Les premières manifestations ont débuté dans la ville de Kasserine après la mort d’un jeune chômeur le 16 janvier, qui s’est électrocuté alors qu’il protestait notamment contre le retrait de son nom d’une liste d’embauche dans la fonction publique. Ces troubles se sont ensuite propagés à de nombreuses autres régions du pays. Malgré les promesses d’amélioration des conditions de vie du gouvernement, la grogne sociale explose dans un contexte économique très difficile. Samedi, le Premier ministre Habib Essid, a présidé un conseil des ministres extraordinaire et s’est entretenu de la situation avec des responsables des partis pour tenter de calmer le jeu. Si la Tunisie est saluée dans le monde entier pour sa transition politique, le pays ne parvient pas à se sortir du marasme économique. Dans le viseur des manifestants : le pouvoir embourbé dans des querelles politiciennes et loin des préoccupations majeures de la population.
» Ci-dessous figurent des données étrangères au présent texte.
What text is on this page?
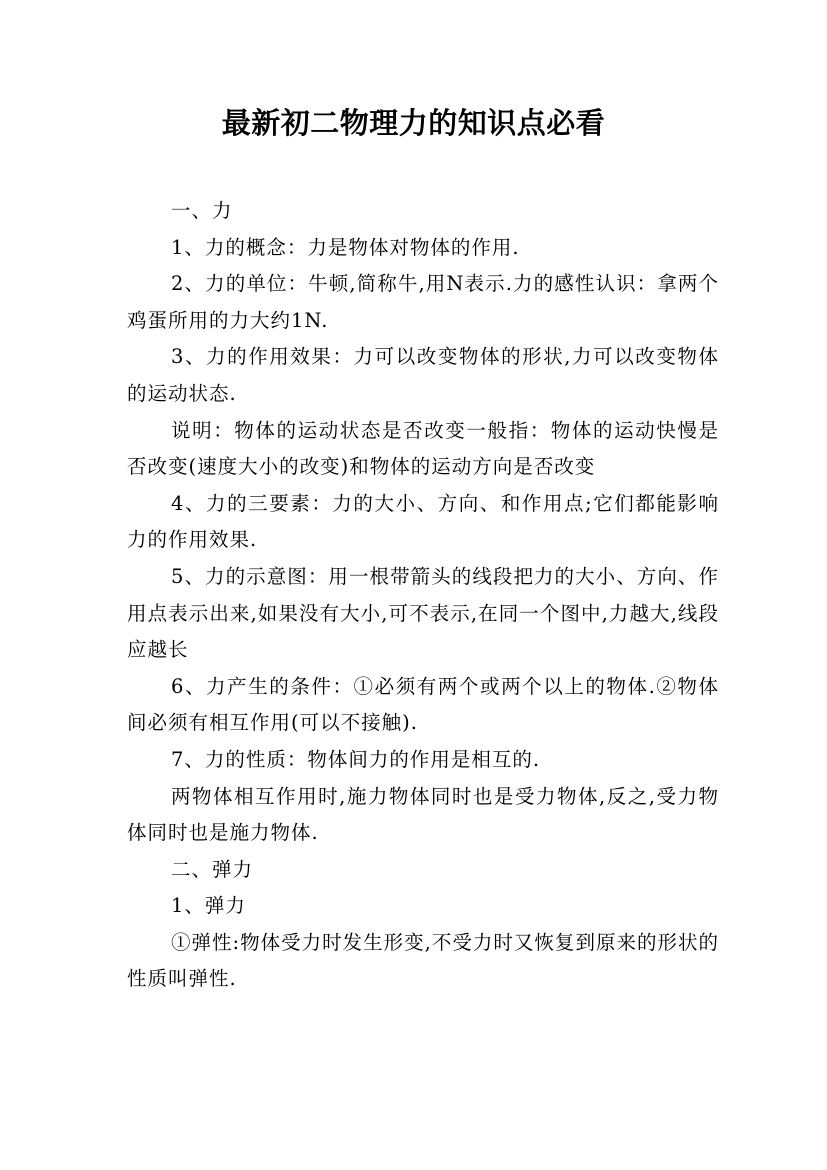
最新初二物理力的知识点必看

一、力

1、力的概念：力是物体对物体的作用.

2、力的单位：牛顿,简称牛,用N表示.力的感性认识：拿两个鸡蛋所用的力大约1N.

3、力的作用效果：力可以改变物体的形状,力可以改变物体的运动状态.

说明：物体的运动状态是否改变一般指：物体的运动快慢是否改变(速度大小的改变)和物体的运动方向是否改变

4、力的三要素：力的大小、方向、和作用点;它们都能影响力的作用效果.

5、力的示意图：用一根带箭头的线段把力的大小、方向、作用点表示出来,如果没有大小,可不表示,在同一个图中,力越大,线段应越长

6、力产生的条件：①必须有两个或两个以上的物体.②物体间必须有相互作用(可以不接触).

7、力的性质：物体间力的作用是相互的.

两物体相互作用时,施力物体同时也是受力物体,反之,受力物体同时也是施力物体.

二、弹力

1、弹力

①弹性:物体受力时发生形变,不受力时又恢复到原来的形状的性质叫弹性.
« Les tensions sont à un niveau inédit depuis la révolution mais il faut dire qu’au niveau social et économique, rien n’a changé depuis la révolution. Les efforts, les propos en terme d’emplois ou de réductions des inégalités n’ont pas été concrétisés. Les gens sont mécontents cinq ans après la révolution alors qu’une avancée aurait du être enregistrée. Au lieu de cela, le gouvernement est empêtré dans des histoires de succession à la tête du parti au pouvoir. L’actuel pouvoir est tenu responsable de la situation aujourd’hui. En novembre 2014, le parti Nidaa Tounes a fait des promesses lors de sa campagne électorale, des promesses liées à l’emploi, aux régions, à l’économie. Tout cela n’a pas été fait. Le président (Béji Caïd Essebsi) reproduit les pratiques de l’ancien régime en nommant son fils à la tête du parti, faisant ainsi abstraction du règlement de son parti. Non seulement il n’y a pas eu d’avancée depuis la révolution mais pour beaucoup on assiste à un retour au passé, » analyse Khadija Mohcen, enseignante et chercheur à l’université de Paris I, politologue et spécialiste du monde arabe.

L’économie du pays est en effet exsangue avec une croissance en berne (moins de 1% en 2015). Le taux de chômage dépasse 15% et atteint 30% parmi les diplômés. Ces chiffres sont encore supérieurs dans les régions défavorisées de l’intérieur. Par ailleurs, l’atmosphère sécuritaire a porté un coup sévère au tourisme encore marqué par les deux attentats revendiqués l’an dernier par le groupe jihadiste Etat islamique (EI) au musée du Bardo et contre un hôtel de Sousse (60 morts au total dont 59 touristes étrangers). Le pays reste placé sous l’état d’urgence depuis l’attaque suicide du 24 novembre en plein Tunis contre la garde présidentielle (12 agents tués), également revendiquée par le groupe EI.

« Une situation qui devrait profiter aux ennemis de Nidaa Tounes, l’ancien président Moncef Marzouki ou encore une faction d’Ennahda. Il faut s’attendre à ce que la vague de contestation s’amplifie dans un contexte marqué par l’exacerbation » précise encore Khadija Mohcen.

La semaine dernière, près de 1.105 personnes ont été interpellées par la police à travers le pays et 114 agents de l’ordre ont été blessés dans les affrontements avec des manifestants durant les manifestations de protestation. Selon les autorités, 582 personnes sont impliquées dans des actes de saccage ayant accompagné les manifestations tandis que 523 autres ont été appréhendées pour violation des dispositions du couvre-feu. La mesure en vigueur jusqu’au 21 février pourrait être prorogée.